Spesso un carillon non è solo il semplice scrigno musicale di tutti i sogni infantili espressi al chiaro di luna, tra i soffici volteggi di una ballerina. Soprattutto se riposto nel cassetto al suo fianco c’è una scatola di rovere in cui riposa una pistola.
Per il noto teorema di Cechov, la pistola che prima o poi tenterà la ribalta non sarà solo una refurtiva peregrina, bensì il principio di una reazione a catena iniziato con quel fatidico notturno.
Sarà dunque tutta colpa di Chopin se anche questa volta tornerà a travolgerci la protagonista di questo romanzo con la sua carica di irruenza. Pari a quella del suo temuto omonimo, ma con effetti benefici e assolutamente irresistibile. L’uragano Olga, declinato alle incrociate penne di Cristina Aicardi e Ferdinando Pastori ci catapulta per la seconda volta nelle disavventure della Miss Marple del brianzolo in compagnia dell’immancabile spalla (molto ben vestita) Franco Reali, l’affascinante investigatore che tra una schermaglia e l’altra rischia di rubarle il cuore.
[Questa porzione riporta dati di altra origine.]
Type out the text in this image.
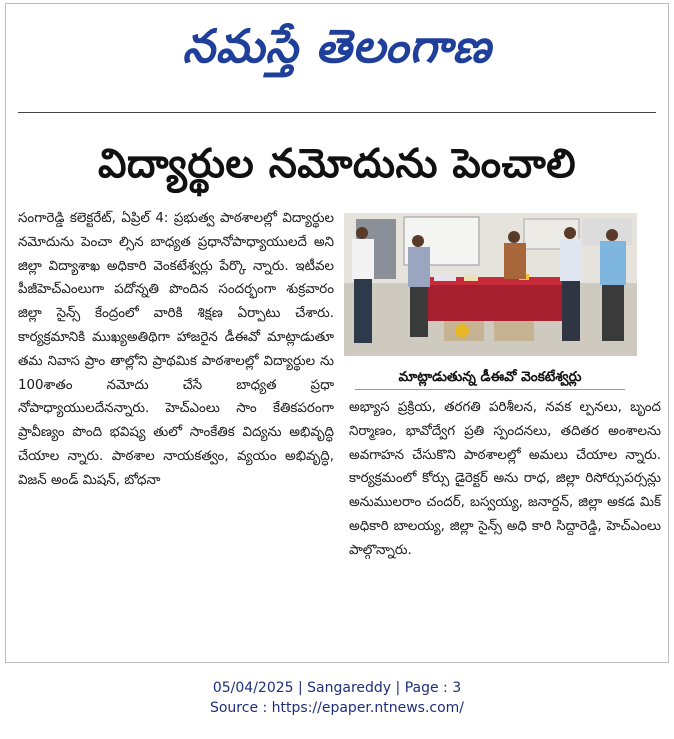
నమస్తే తెలంగాణ
విద్యార్థుల నమోదును పెంచాలి
సంగారెడ్డి కలెక్టరేట్, ఏప్రిల్ 4: ప్రభుత్వ పాఠశాలల్లో విద్యార్థుల నమోదును పెంచా ల్సిన బాధ్యత ప్రధానోపాధ్యాయులదే అని జిల్లా విద్యాశాఖ అధికారి వెంకటేశ్వర్లు పేర్కొ న్నారు. ఇటీవల పీజీహెచ్ఎంలుగా పదోన్నతి పొందిన సందర్భంగా శుక్రవారం జిల్లా సైన్స్ కేంద్రంలో వారికి శిక్షణ ఏర్పాటు చేశారు. కార్యక్రమానికి ముఖ్యఅతిథిగా హాజరైన డీఈవో మాట్లాడుతూ తమ నివాస ప్రాం తాల్లోని ప్రాథమిక పాఠశాలల్లో విద్యార్థుల ను 100శాతం నమోదు చేసే బాధ్యత ప్రధా నోపాధ్యాయులదేనన్నారు. హెచ్ఎంలు సాం కేతికపరంగా ప్రావీణ్యం పొంది భవిష్య తులో సాంకేతిక విద్యను అభివృద్ధి చేయాల న్నారు. పాఠశాల నాయకత్వం, వ్యయం అభివృద్ధి, విజన్ అండ్ మిషన్, బోధనా
మాట్లాడుతున్న డీఈవో వెంకటేశ్వర్లు
అభ్యాస ప్రక్రియ, తరగతి పరిశీలన, నవక ల్పనలు, బృంద నిర్మాణం, భావోద్వేగ ప్రతి స్పందనలు, తదితర అంశాలను అవగాహన చేసుకొని పాఠశాలల్లో అమలు చేయాల న్నారు. కార్యక్రమంలో కోర్సు డైరెక్టర్ అను రాధ, జిల్లా రిసోర్సుపర్సన్లు అనుములరాం చందర్, బస్వయ్య, జనార్దన్, జిల్లా అకడ మిక్ అధికారి బాలయ్య, జిల్లా సైన్స్ అధి కారి సిద్దారెడ్డి, హెచ్ఎంలు పాల్గొన్నారు.
05/04/2025 | Sangareddy | Page : 3
Source : https://epaper.ntnews.com/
Fugato l’Attilio di troppo dalla dote di Olivia, l’adorata nipote nonché pusher di dosi massicce di dolci alla crema di cui Olga è golosa, le velleità indagatorie della protagonista vengono ora catalizzate dalla casa di un’amica.
In barba al suo Oscar, che alle scatolette in offerta preferirebbe un succulento diversivo, questa volta la nostra eroina è alle prese con i topi d’appartamento e le refurtive dal valore affettivo esplosivo, che si assumerà il compito di ritrovare. Sempre che i nuovi acciacchi della Frau Irma (una madre particolarmente arzilla e linguacciuta) glielo permettano, e ovviamente grazie a una fila di stratagemmi e ai colpi di scena che, giocato scacco matto con la mossa vincente della regina, metteranno Reali con le spalle al muro.
Che dire? Olga è uno di quei personaggi disarmanti, di cui ti innamori sin dalla prima pagina nonostante il bagaglio di difetti che si porta dietro, anzi, proprio grazie a loro, a partire dall’incapacità dimettere un filtro alla propria lingua, spesso più veloce del cervello. Sesquipedale, per dirla con l’espressione di Gianni Brera che pare perfetta per l’humor straripante della nostra biondona non del tutto fuori gioco a livello di stagionatura.
Un senso della battuta che fa svettare Olga su tutto lo strascico di cognomi e di sorelle che si trascina dietro. Già, perché le Cazzaniga Peroni sembrano quasi fatte col bicchiere, tanto non hanno sbavature: Ottavia, Olimpia, Olivia e persino villa Odilla sembrano non potersi sottrarre a quella famosa legge di Giotto. Credo che in effetti sia proprio questo il segreto: la O maiuscola che rende il sorriso della nostra eroina disarmante, come il cerchio che disegna lo stupore sulla bocca di un bambino.
Un romanzo che dà dipendenza come i golosi bomboloni alla crema della nostra eroina.